The most simple mistake is applying for registration of a designation which we have not verified earlier in terms of infringement of previously existing rights of other persons. Due to it, we expose ourselves to financial losses and unnecessary disputes. As the second issue worth mentioning I see an erroneous belief that if we register a specific name or a logo, we will hold a monopoly on all goods or services with regard to which such name or mark will be used. It should be noticed that the trade mark is protected only with respect to the given goods and/or services specified in the register. Renowned and commonly known trade marks are exceptions; those trade marks are protected not in connection with the specialisation principle, i.e. with respect to any goods and services. Another mistake of applicants are attempts to register descriptive designations or of general information which are in the public domain and for that reason cannot be appropriated by one entrepreneur. Another misunderstanding or, rather to say, an attempt of abuse is a conscious application for registration of designations similar to trade marks already known to a great number of recipients, which enjoy high reputation and recognition on the market. Some entrepreneurs think that if they, i.e. shift or change one or two letters in a trade mark, they will obtain registration for such designation seamlessly and take advantage of reputation of the original trade mark at the same time. The fifth mistake is recklessness when placing an order for logotypes with a graphic designer or advertisement agency. Many entrepreneurs do not secure their interests to a necessary extent and do not care for signing an agreement related to transfer of copyright to a piece of work which is a logo or a combined mark. The same is also true about other types of trade marks, including word marks.
4. Why is it worth engaging a professional when applying for registration?
For sure, it saves a lot of time and, contrary to a common belief, excessive costs. First of all, a professional will check whether a specific designation has a distinguishing feature for the proposed goods and/or services, i.e. whether it can be registered as a trade mark. Further, they will advise what strategy of protection to adopt, on what territory and with what office or another relevant institution a trade mark should be registered and will also help preparing a list of goods and/or services in accordance with the Nice Classification. Once our trade mark is granted protection, a patent attorney will observe applicable deadlines for making regular fees and also help at extension of such protection. If we co-operate with a patent attorney on a regular basis, we are also able to react quickly on potential attempts to infringe our trade mark. A patent attorney will not only represent us at the Patent Office but also at court in potential disputes.

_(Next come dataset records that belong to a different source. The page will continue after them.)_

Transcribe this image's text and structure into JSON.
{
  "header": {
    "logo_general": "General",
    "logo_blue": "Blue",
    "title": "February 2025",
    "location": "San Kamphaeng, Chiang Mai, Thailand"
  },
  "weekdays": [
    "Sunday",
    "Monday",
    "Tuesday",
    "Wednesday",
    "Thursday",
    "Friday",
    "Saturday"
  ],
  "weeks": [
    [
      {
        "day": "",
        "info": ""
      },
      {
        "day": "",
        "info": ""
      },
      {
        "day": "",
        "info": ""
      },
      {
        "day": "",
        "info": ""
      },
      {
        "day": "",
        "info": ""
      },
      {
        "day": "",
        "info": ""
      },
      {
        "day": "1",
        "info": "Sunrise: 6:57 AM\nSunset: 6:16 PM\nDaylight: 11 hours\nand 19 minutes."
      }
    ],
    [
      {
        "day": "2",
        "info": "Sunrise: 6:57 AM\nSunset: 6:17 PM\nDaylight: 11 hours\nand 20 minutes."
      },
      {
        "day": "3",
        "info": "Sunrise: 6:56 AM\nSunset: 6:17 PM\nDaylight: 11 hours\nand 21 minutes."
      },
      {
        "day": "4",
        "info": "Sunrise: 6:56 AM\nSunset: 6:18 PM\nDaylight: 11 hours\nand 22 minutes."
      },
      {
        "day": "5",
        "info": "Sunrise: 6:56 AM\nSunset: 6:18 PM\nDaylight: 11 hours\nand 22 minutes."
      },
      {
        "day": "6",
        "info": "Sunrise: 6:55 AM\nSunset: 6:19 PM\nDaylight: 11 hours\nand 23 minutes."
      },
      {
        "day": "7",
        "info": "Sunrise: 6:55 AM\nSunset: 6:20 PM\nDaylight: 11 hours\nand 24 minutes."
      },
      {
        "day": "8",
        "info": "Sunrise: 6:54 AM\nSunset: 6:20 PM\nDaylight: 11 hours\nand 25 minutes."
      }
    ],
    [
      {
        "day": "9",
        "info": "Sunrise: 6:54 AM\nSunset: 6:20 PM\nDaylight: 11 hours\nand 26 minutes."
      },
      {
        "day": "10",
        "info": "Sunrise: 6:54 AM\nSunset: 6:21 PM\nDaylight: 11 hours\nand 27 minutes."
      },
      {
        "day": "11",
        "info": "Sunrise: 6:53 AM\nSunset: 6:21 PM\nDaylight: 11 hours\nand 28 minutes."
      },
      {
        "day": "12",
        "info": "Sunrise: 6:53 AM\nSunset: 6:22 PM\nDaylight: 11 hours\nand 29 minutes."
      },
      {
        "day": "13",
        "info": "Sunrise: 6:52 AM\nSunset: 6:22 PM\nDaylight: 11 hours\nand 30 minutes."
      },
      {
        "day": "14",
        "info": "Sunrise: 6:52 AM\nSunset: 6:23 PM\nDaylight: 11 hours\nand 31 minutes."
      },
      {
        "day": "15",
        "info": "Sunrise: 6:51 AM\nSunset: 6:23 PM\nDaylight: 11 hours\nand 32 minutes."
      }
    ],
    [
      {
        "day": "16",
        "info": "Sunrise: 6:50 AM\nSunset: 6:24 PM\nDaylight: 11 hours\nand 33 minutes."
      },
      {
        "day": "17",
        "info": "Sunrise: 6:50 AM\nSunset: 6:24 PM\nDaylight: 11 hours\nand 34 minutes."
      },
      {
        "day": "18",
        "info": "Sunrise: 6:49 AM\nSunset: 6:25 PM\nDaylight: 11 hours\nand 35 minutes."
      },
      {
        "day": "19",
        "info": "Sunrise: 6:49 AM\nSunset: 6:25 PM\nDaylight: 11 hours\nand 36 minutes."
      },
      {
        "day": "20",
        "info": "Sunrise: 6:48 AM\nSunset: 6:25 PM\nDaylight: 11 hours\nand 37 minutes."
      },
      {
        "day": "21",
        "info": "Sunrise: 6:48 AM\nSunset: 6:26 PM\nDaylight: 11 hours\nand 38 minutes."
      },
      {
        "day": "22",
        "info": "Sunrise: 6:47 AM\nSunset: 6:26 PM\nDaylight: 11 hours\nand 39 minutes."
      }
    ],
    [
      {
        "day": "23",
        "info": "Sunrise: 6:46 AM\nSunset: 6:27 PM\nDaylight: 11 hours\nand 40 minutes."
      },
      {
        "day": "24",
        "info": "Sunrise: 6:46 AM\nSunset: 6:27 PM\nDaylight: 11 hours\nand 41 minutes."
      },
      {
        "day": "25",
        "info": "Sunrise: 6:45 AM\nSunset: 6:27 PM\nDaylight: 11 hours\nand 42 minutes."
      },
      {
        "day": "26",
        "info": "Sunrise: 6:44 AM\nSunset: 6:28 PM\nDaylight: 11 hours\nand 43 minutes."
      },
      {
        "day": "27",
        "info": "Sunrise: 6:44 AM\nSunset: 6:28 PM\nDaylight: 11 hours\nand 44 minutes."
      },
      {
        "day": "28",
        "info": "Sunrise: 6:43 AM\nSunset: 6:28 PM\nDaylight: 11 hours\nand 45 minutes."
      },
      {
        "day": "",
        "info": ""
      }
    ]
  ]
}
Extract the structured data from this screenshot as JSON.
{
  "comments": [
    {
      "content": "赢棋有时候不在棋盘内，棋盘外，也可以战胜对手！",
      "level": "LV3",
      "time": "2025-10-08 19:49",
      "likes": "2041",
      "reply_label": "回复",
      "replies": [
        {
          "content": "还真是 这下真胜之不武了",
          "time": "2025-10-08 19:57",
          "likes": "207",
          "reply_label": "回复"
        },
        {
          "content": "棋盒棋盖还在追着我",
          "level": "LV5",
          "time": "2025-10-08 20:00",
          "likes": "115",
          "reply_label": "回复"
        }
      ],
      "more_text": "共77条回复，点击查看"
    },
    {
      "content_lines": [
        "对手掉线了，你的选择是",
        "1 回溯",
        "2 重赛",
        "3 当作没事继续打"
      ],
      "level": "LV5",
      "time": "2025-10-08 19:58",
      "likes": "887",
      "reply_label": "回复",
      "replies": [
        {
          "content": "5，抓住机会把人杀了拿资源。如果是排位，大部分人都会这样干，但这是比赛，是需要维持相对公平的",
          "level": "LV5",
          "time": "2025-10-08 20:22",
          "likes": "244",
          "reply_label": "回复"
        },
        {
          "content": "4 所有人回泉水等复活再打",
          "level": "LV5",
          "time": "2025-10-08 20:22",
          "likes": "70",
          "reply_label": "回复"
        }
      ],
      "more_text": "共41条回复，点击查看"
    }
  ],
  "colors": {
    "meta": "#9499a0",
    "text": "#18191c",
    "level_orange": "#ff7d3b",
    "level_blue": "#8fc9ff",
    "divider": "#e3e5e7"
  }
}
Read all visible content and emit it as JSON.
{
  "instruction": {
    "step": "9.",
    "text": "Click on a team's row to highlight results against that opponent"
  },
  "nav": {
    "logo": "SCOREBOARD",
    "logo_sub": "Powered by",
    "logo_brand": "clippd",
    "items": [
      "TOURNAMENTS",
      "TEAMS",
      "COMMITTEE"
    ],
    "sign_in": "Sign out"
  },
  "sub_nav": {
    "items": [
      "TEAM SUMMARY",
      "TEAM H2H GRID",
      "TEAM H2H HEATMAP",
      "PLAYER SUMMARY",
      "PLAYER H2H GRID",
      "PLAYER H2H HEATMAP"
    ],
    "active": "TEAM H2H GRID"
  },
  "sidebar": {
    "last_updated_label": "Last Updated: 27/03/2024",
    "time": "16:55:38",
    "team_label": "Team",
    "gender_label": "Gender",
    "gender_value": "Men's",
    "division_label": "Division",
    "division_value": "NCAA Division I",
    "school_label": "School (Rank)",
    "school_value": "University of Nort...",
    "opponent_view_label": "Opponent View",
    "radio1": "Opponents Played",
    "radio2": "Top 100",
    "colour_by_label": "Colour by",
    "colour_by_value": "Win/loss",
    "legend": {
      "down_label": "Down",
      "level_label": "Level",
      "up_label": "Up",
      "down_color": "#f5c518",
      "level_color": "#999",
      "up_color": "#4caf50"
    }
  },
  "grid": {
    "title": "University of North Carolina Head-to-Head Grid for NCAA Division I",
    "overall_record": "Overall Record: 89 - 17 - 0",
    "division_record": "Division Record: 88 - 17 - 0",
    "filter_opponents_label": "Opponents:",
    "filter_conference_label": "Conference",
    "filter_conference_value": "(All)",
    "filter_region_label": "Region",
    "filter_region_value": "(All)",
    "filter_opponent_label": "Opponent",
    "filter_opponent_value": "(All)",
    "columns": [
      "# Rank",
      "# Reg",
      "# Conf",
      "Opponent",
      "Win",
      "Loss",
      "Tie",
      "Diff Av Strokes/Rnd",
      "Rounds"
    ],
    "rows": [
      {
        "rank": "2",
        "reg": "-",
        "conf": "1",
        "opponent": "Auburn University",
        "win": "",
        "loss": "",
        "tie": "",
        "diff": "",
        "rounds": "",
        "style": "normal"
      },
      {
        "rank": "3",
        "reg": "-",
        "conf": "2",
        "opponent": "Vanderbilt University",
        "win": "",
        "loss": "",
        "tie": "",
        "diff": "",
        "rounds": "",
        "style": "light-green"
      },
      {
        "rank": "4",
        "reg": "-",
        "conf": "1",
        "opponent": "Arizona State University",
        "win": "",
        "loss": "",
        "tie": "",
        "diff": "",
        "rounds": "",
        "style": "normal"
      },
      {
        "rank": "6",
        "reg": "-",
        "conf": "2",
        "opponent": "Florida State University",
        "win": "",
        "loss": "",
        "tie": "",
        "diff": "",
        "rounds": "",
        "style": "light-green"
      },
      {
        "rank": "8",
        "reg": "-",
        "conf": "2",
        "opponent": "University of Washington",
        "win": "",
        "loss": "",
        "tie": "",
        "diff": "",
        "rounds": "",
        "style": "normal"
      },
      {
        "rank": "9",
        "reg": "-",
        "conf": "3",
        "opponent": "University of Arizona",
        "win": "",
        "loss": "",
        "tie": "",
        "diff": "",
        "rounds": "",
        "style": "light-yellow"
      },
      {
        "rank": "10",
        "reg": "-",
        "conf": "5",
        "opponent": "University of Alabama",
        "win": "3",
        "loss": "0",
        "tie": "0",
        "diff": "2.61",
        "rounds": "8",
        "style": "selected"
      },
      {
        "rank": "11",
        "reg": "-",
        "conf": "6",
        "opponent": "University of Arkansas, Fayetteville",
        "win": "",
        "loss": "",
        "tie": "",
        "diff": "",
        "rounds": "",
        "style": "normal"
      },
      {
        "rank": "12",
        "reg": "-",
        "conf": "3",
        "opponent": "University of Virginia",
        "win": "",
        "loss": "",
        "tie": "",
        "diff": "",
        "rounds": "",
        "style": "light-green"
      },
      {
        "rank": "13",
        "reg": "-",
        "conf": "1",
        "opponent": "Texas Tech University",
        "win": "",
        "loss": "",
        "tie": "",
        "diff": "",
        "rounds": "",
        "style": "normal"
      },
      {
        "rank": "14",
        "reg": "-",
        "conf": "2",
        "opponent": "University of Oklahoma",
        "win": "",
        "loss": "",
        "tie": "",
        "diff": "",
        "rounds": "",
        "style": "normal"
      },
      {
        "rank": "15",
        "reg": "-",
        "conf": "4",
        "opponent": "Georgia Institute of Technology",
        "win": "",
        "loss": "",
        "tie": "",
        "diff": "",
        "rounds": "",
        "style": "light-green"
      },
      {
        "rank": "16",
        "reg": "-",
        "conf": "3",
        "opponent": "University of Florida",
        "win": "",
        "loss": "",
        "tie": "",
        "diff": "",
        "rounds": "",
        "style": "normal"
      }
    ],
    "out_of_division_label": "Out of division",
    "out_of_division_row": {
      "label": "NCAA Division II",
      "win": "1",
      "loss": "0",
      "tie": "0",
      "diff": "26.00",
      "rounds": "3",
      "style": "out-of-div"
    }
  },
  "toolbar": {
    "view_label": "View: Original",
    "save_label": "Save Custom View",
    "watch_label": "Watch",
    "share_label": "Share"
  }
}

5. After the registration, is it necessary to monitor the market with respect to a potential infringement, or what actions should be undertaken?
Yes. You should monitor the market on your own (or with the help of a specialised patent law firm) to know whether a competing entity does not attempt to register our trade mark on its own behalf as well as whether they have not applied for registration of a trade mark similar to the one we have promoted. In 2016 in Poland the so-called objection system was introduced which means that the Patent Office does not examine ex officio whether a new trade mark is not identical or similar to an previously registered trade mark or trade marks. The authorised entity is somewhat obliged to monitor new applications and file a reasonable objection within the deadline specified. Nowadays, many patent law firms offer services of monitoring new trade marks in terms of infringing rights of their clients.